When comparing greatly different sample sizes, (such as the dramatically different numbers of whites and blacks making >$100,000/year in the SAT sample), and particularly when dealing with the extremes of data sets, one generally needs to do further statistical analysis to correct for statistical artifacts due to the sample structure. Do you know if this has been done with the SAT data you reference? It doesn't sound like it.

It would be interesting to have more data on the parental literacy level and English proficiency and/or parental educational level, family status (two parent or one parent families, parent/grandparent/adoption/foster caregiver status of children), family size, and academic rigor of school attended for both black and white families, especially at the extremes of income in the SAT sample. "Income" clearly has its own impact on educational opportunity and family stress, but it would be interesting to examine whether there are really racial divides in the level of resilience and resistance to the negative educational effects of poverty as well as apparent resistance to the positive effects of wealth between families that are really very close in all other respects.

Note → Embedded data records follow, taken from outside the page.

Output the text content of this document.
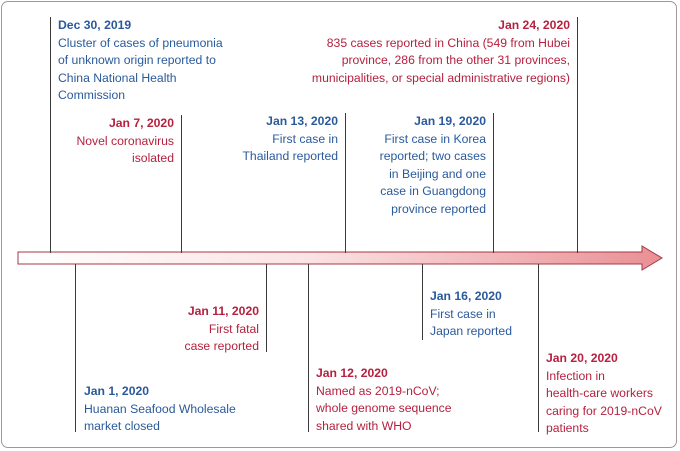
Dec 30, 2019
Cluster of cases of pneumonia
of unknown origin reported to
China National Health
Commission
Jan 1, 2020
Huanan Seafood Wholesale
market closed
Jan 7, 2020
Novel coronavirus
isolated
Jan 11, 2020
First fatal
case reported
Jan 12, 2020
Named as 2019-nCoV;
whole genome sequence
shared with WHO
Jan 13, 2020
First case in
Thailand reported
Jan 16, 2020
First case in
Japan reported
Jan 19, 2020
First case in Korea
reported; two cases
in Beijing and one
case in Guangdong
province reported
Jan 20, 2020
Infection in
health-care workers
caring for 2019-nCoV
patients
Jan 24, 2020
835 cases reported in China (549 from Hubei
province, 286 from the other 31 provinces,
municipalities, or special administrative regions)
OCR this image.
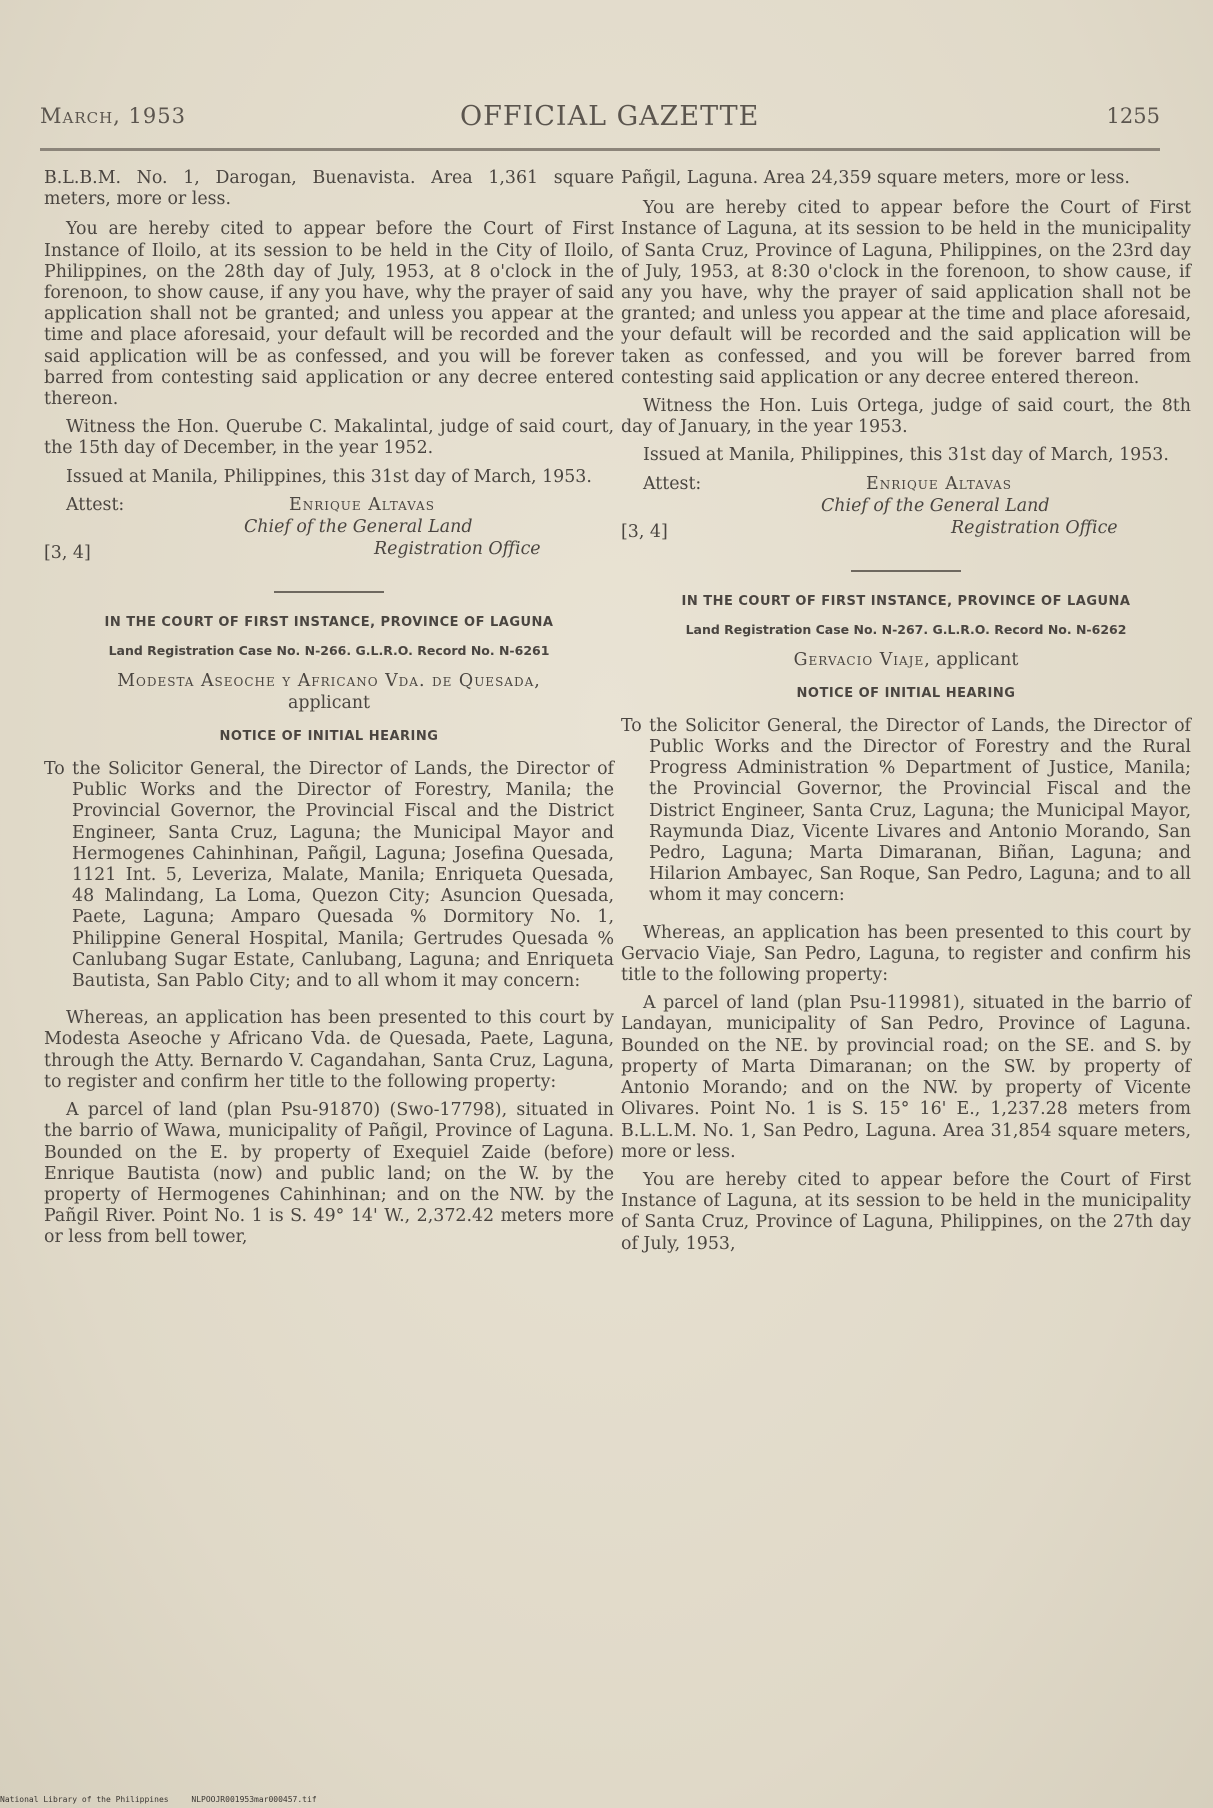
March, 1953	OFFICIAL GAZETTE	1255

B.L.B.M. No. 1, Darogan, Buenavista. Area 1,361 square meters, more or less.

You are hereby cited to appear before the Court of First Instance of Iloilo, at its session to be held in the City of Iloilo, Philippines, on the 28th day of July, 1953, at 8 o'clock in the forenoon, to show cause, if any you have, why the prayer of said application shall not be granted; and unless you appear at the time and place aforesaid, your default will be recorded and the said application will be as confessed, and you will be forever barred from contesting said application or any decree entered thereon.

Witness the Hon. Querube C. Makalintal, judge of said court, the 15th day of December, in the year 1952.

Issued at Manila, Philippines, this 31st day of March, 1953.

Attest:	Enrique Altavas
Chief of the General Land
Registration Office
[3, 4]
IN THE COURT OF FIRST INSTANCE, PROVINCE OF LAGUNA
Land Registration Case No. N-266. G.L.R.O. Record No. N-6261
Modesta Aseoche y Africano Vda. de Quesada,
applicant
NOTICE OF INITIAL HEARING

To the Solicitor General, the Director of Lands, the Director of Public Works and the Director of Forestry, Manila; the Provincial Governor, the Provincial Fiscal and the District Engineer, Santa Cruz, Laguna; the Municipal Mayor and Hermogenes Cahinhinan, Pañgil, Laguna; Josefina Quesada, 1121 Int. 5, Leveriza, Malate, Manila; Enriqueta Quesada, 48 Malindang, La Loma, Quezon City; Asuncion Quesada, Paete, Laguna; Amparo Quesada % Dormitory No. 1, Philippine General Hospital, Manila; Gertrudes Quesada % Canlubang Sugar Estate, Canlubang, Laguna; and Enriqueta Bautista, San Pablo City; and to all whom it may concern:

Whereas, an application has been presented to this court by Modesta Aseoche y Africano Vda. de Quesada, Paete, Laguna, through the Atty. Bernardo V. Cagandahan, Santa Cruz, Laguna, to register and confirm her title to the following property:

A parcel of land (plan Psu-91870) (Swo-17798), situated in the barrio of Wawa, municipality of Pañgil, Province of Laguna. Bounded on the E. by property of Exequiel Zaide (before) Enrique Bautista (now) and public land; on the W. by the property of Hermogenes Cahinhinan; and on the NW. by the Pañgil River. Point No. 1 is S. 49° 14' W., 2,372.42 meters more or less from bell tower,

Pañgil, Laguna. Area 24,359 square meters, more or less.

You are hereby cited to appear before the Court of First Instance of Laguna, at its session to be held in the municipality of Santa Cruz, Province of Laguna, Philippines, on the 23rd day of July, 1953, at 8:30 o'clock in the forenoon, to show cause, if any you have, why the prayer of said application shall not be granted; and unless you appear at the time and place aforesaid, your default will be recorded and the said application will be taken as confessed, and you will be forever barred from contesting said application or any decree entered thereon.

Witness the Hon. Luis Ortega, judge of said court, the 8th day of January, in the year 1953.

Issued at Manila, Philippines, this 31st day of March, 1953.

Attest:	Enrique Altavas
Chief of the General Land
Registration Office
[3, 4]
IN THE COURT OF FIRST INSTANCE, PROVINCE OF LAGUNA
Land Registration Case No. N-267. G.L.R.O. Record No. N-6262
Gervacio Viaje, applicant
NOTICE OF INITIAL HEARING

To the Solicitor General, the Director of Lands, the Director of Public Works and the Director of Forestry and the Rural Progress Administration % Department of Justice, Manila; the Provincial Governor, the Provincial Fiscal and the District Engineer, Santa Cruz, Laguna; the Municipal Mayor, Raymunda Diaz, Vicente Livares and Antonio Morando, San Pedro, Laguna; Marta Dimaranan, Biñan, Laguna; and Hilarion Ambayec, San Roque, San Pedro, Laguna; and to all whom it may concern:

Whereas, an application has been presented to this court by Gervacio Viaje, San Pedro, Laguna, to register and confirm his title to the following property:

A parcel of land (plan Psu-119981), situated in the barrio of Landayan, municipality of San Pedro, Province of Laguna. Bounded on the NE. by provincial road; on the SE. and S. by property of Marta Dimaranan; on the SW. by property of Antonio Morando; and on the NW. by property of Vicente Olivares. Point No. 1 is S. 15° 16' E., 1,237.28 meters from B.L.L.M. No. 1, San Pedro, Laguna. Area 31,854 square meters, more or less.

You are hereby cited to appear before the Court of First Instance of Laguna, at its session to be held in the municipality of Santa Cruz, Province of Laguna, Philippines, on the 27th day of July, 1953,

National Library of the Philippines	NLPOOJR001953mar000457.tif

If we found, for example, that white families with very low incomes were much more likely to include a parent with proficient literacy skills, we wouldn't need to look much further to understand why their children had better educational outcomes. If we found that black children with family incomes higher than $100,000 had a much higher chance of having been adopted or fostered into the family, or to have been raised by relatives other than a parent, it might give us some insight into why the higher family income did not seem to provide the same benefit. We might, though, want to look at the reasons why those differences were there, and whether we as a society could eliminate or ameliorate some of the negative effects of the difference in circumstances and help identify and promote circumstances and behaviors that lead to great outcomes.

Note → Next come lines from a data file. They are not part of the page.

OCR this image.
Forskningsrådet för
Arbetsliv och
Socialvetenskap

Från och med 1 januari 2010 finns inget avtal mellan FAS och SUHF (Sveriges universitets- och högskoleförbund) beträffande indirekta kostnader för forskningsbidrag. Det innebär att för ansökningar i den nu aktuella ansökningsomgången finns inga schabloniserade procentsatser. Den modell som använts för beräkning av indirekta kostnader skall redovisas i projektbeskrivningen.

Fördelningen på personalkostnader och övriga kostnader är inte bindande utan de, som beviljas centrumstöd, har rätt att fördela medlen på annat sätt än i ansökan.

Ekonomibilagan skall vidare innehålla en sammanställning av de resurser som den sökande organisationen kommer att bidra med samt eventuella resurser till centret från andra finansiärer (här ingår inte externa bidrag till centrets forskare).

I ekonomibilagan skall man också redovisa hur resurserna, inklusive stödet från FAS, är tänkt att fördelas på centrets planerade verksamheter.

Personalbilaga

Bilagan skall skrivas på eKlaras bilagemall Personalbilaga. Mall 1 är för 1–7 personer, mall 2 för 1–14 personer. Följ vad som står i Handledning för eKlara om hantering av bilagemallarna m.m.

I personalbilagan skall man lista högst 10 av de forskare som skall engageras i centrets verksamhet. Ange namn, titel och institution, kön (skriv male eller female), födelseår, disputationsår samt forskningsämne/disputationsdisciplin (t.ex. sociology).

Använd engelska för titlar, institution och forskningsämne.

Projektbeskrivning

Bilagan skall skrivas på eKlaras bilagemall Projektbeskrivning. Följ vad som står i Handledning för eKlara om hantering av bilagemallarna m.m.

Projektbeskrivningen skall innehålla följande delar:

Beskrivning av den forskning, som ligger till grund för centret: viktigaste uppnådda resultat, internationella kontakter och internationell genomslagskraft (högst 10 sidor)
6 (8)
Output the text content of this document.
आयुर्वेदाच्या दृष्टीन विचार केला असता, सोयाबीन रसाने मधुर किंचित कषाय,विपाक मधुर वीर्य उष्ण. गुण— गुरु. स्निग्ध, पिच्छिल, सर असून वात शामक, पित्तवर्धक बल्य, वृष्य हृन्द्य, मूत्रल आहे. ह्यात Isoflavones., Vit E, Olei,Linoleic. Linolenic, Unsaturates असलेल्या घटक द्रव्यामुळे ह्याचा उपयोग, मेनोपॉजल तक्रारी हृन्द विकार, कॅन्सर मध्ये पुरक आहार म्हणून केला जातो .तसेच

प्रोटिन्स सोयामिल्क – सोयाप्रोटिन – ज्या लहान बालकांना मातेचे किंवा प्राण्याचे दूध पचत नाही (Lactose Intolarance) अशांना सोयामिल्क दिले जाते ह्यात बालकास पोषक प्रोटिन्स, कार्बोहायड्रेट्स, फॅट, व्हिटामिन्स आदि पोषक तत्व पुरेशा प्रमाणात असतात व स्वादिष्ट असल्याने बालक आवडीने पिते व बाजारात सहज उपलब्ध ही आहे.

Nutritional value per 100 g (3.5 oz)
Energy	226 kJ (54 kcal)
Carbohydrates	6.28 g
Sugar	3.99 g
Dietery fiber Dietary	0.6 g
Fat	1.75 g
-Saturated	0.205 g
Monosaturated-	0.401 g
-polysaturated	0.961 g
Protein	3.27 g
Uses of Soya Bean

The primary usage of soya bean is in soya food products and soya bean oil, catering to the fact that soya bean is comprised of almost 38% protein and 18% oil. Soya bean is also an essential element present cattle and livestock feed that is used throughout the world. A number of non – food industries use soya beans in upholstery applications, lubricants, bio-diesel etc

Certainly, IQ plays a role in achievement. IQ is highly heritable. This can lead to a certain fatalism regarding our ability to increase the level of literacy and educational achievement among lower income groups, and even to subtle and not-so-subtle racism and classism. There is, however, strong evidence that parental interaction style and language use in infancy and early childhood has a significant impact on IQ, particularly verbal IQ, and there is also evidence that parental interaction style and language use differs by both race and income level.

I think it is vitally important that we really examine this problem closely, because the economic drag and human impact of poverty and poor educational achievement on our society is staggering, and I believe that it is crucial that we recognize which factors are driving it, and which of those factors are within our power to change and which are not, so that we don't waste our resources on futile exercises, but we do take all the effective actions we can to deal with the issues that are under our control. Some of the apparent racial differences in achievement could be due to differences in family and educational circumstances that are not picked up by the data collection methods we are using. Others could be caused by real differences in IQ between racial and income groups that are nonetheless not due to genetic factors and that are open to change.